ニューヨーク、ニューヨーク

 20年ぶりのニューヨークでした。といっても今回マンハッタンにいられたのはトータルすると24時間ぐらいで、昔と何が違っていて、何がそのままなのか、比較する余裕があまりなかったんですが、やはり久しぶりに来たなあという感慨はありました。
 
 いちばん変わったのは治安でしょうか。以前なら、どこから東、どこから西の通りは危ない、行くな、といろいろな人に釘をさされたものでしたが、今回は誰もそんなことをいいません。この20年で銃が使われるような凶悪事件はめっきり減ったのだそうです。そのせいなのかどうなのか、町が明るくなったように感じました。日本を含め、世情は荒れていく一方なのに、これは一つの奇跡ですよね。
 
 五番街の上半分がブランドショップだらけになっていることにも驚きました。前はこれほどでもなかったような。銀座の1丁目から4丁目の中央通りが延々続いている感じです。私自身はブランドものといえばチョコレートぐらいしか買えないので、すごいなあ、アメリカ人もブランド好きなんだなあ、でも、寄ってみたいと思うお店がなくてつまんないなあ、と思いながら歩いていました。
 
 私にとっておもしろかったのは、なんてったってニューヨーカーです。これほど信号を守らない人種が世の中に存在したとは。赤だろうが、青だろうが、関係なく彼らはガンガン歩いていきます。車の方が人に遠慮して止まっています。ニューヨーク大学に留学している日本人の学生さんが言ってました。「信号というのはただの“目安”にすぎなくて、こっちの人は気にしないんです。信号で止まるかどうかで、ニューヨーカーか、ツーリストか判別できます」 信号が青になるのを待てない民族としては大阪人が有名ですが、それを上回る「いらち」がニューヨークにいたというのは、新鮮な発見でした。でも事故が起きて訴訟にでもなったら、赤で渡っていたというのは不利じゃないのか。訴訟社会アメリカ、そこんとこどうなのよ。
 
 道の両側にずらーっと路上駐車の車が並び、実質一車線しかない道で、果敢に縦列駐車に挑む女性ドライバーも目撃しました。後ろに十数台車が続くぐらい道が混んでいるんですよ。でも、ぜんぜん、お構いなし。クラクションが五重和音、十重和音で鳴ろうと、まったく気にしないで、車をおしりから空いたスペースにつっこむことに専念していました。それがまた下手なんですよ(笑)。あれぐらい自己中心主義で行かないと、あの街では生けていけないのかもしれません。

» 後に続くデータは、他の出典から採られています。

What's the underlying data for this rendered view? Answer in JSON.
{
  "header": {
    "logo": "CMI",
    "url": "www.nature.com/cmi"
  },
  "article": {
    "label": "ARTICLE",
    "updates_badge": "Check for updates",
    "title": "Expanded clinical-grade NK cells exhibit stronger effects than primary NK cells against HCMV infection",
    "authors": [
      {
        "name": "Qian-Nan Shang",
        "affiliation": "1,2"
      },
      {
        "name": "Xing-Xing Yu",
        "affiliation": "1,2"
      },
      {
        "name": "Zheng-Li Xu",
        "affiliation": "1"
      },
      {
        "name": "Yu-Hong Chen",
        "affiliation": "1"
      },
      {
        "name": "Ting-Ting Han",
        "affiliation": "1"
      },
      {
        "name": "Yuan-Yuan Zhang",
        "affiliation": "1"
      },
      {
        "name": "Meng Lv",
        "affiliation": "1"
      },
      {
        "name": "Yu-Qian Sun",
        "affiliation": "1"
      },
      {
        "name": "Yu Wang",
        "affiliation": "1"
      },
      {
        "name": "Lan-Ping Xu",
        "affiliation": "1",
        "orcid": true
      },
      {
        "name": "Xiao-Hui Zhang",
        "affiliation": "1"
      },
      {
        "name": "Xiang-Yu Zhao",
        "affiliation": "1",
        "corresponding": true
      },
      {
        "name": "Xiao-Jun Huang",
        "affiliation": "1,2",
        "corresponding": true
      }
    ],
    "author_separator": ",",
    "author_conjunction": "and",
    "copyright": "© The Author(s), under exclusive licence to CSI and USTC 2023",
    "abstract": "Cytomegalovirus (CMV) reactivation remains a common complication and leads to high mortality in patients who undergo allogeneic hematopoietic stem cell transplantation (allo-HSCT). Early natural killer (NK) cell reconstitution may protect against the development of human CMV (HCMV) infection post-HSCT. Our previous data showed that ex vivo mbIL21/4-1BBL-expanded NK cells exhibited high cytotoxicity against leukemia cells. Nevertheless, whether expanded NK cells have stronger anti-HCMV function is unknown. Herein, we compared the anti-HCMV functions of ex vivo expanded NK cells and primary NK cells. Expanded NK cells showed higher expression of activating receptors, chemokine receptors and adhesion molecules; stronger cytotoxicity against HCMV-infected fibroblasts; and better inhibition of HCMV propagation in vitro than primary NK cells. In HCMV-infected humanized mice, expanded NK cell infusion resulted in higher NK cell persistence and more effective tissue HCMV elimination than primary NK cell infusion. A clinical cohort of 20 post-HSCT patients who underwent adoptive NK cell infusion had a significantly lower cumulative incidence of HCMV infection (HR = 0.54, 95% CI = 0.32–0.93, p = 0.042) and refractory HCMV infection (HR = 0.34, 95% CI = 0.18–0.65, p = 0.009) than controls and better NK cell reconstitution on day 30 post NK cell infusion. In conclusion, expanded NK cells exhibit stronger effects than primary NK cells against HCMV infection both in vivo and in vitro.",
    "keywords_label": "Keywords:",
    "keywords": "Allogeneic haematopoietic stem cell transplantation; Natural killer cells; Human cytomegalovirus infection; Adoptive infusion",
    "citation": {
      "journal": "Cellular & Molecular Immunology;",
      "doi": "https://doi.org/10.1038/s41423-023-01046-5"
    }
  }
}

 その一方で、グランドゼロには泣けました。周りの人は、あれだけの惨劇だった割には被害を受けた範囲が意外に狭かったんだねというのですが、私は逆に、ピンポイントで攻撃されたのにも関わらず、あんなにも大きなクレーターができてしまったんだと思ってショックでした。現場に掲示されている約3,000名のヒーローたちの名前が、なんだか胸に迫ってしまって。あそこにはまだ天国に行けない魂がたくさんさまよっている気がします。自分でも不思議なくらい、涙がぽろぽろ出てきちゃう。どうも気持ちが普通じゃいられなくなる感じです。

 唯一の訪問希望だった高級食材店ディーン&デルーカには、行けたことは行けたんですが、時間がなくて滞在時間はなんと15分。その短い時間に珍しい乾物をいくつかせしめてきました。あいかわらず料理の仕方がよくわかりませんが、また乾物和洋中でもおいおいご紹介していきますね。ああ、それにしても、チーズも、パンも、おいしそうなのが山ほどあったのに。今度は絶対あの店に半日取ります!
 
 タイムズスクエアで並んでミュージカルのチケットも取りたかったし、メトロポリタン美術館ももっと見たかったし、アル・パチーノが映画を撮った高級ホテルにも足を踏み入れたかったし、し足りなかったことをあげればきりがありません。サンフランシスコは都会だし、大好きな街なんだけど、それにまさる魅力がやはりニューヨークにはありますね。なんだろう、一言でいえば“躍動感”みたいなものかなあ。今度はまた20年後なんて悠長なことはいわないで、近いうちにまた行きたいと思います。